1981
She Shared Her Poverty
July 1981


“She Shared Her Poverty,” Tambuli, July 1981, 25

She Shared Her Poverty

It was a cold winter day in February when I knocked on Sister Chandler’s door. “Hello,” I called, opening the door a little in case she couldn’t hear me. “Are you sleeping?”

Sister Chandler moved slowly from her kitchen to answer the door. She was small and bent, and walked with a slight limp. Her long cotton dress was stained, as always, from carrying coal to her pot-bellied stove, which demanded constant attention to keep her small home warm. Her white hair, also coal stained, framed a face tired from seventy-nine years of troubles. But it was also a serene face, because as long as she had enough coal to keep her house warm during the winter and a little food she had everything she needed to be happy.

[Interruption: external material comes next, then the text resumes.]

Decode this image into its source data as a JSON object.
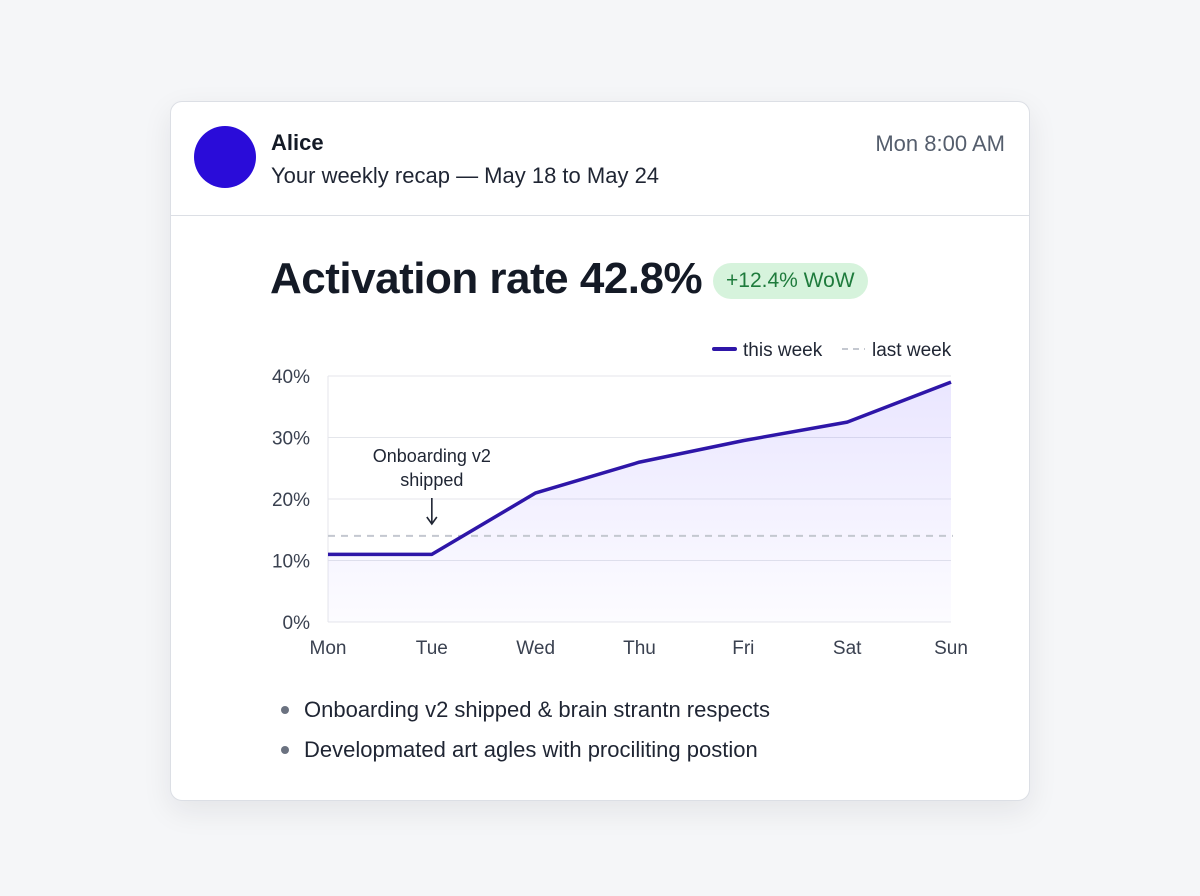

I remembered how I had stared in disbelief when I first learned that she lived on a meager $59 a month. There were only two rooms in the house. The first room contained the temperamental stove, a double bed, a worn-out couch, and a set of broken dresser drawers. The other room, the kitchen, had a small cook-stove, a table and two chairs, and a side shelf for pots and pans and the storage of a little food. When we first met her she had no running water and no bathroom.

During the years my husband had served as her home teacher, we had visited her often. When we visited in the evening the house would invariably be dark. The one bare light globe would turn on when we knocked and turn off immediately when we began to drive away.

Sister Chandler had joined the Church as a new bride—her husband was already a member—and she recalled the days when there was no branch or stake. Their only contact with the Church was an occasional traveling missionary or two. But she had always remained faithful and once told how her testimony had sustained her through the deaths of her two daughters during the influenza epidemic of 1918.

In the few short months I had been Relief Society president I had never heard her complain about her circumstances nor ask for any help from the Church. But we helped her with food when her money ran out, and near the end of the month, a week or so before her Social Security check came, I always tried to visit her to see how she was doing.

Now Sister Chandler’s eyes were sparkling because she had a visitor. “Come in!” she said. “I was just having lunch.” She was shy; she always spoke just above a whisper.

“Please don’t let me stop you. I’ll just talk with you while you eat,” I said.

I took her gently by the elbow and we began to walk slowly toward the kitchen. As we passed the bureau she stopped to get something out of the top drawer. I looked quickly at her lunch. It consisted of a little flour and water that had been made into a kind of white gruel, nothing more.

“Sister Chandler, is that all you have in the house to eat?”

“Yes, that’s all, but it doesn’t matter. My check will be here in a day or two. Please, will you take this to the bishop?” She thrust a wrinkled tithing envelope into my hand. “I didn’t have home teachers this month and I can’t go to church myself anymore. It’s my tithing. Please take it to him.”

I stood staring at the gray envelope. Everything inside of me wanted to cry out, “No, no. The Lord doesn’t expect you to pay tithing!” But one small voice deep inside whispered, “Don’t deny this soul the blessings.”

I struggled not to cry as I quickly said good-bye and ran to the car to arrange for some groceries for her.

Sister Chandler is gone now, but I will always remember the great lesson she taught me about sacrifice and devotion—it was easier for her to go hungry than to neglect her obligations to the Lord.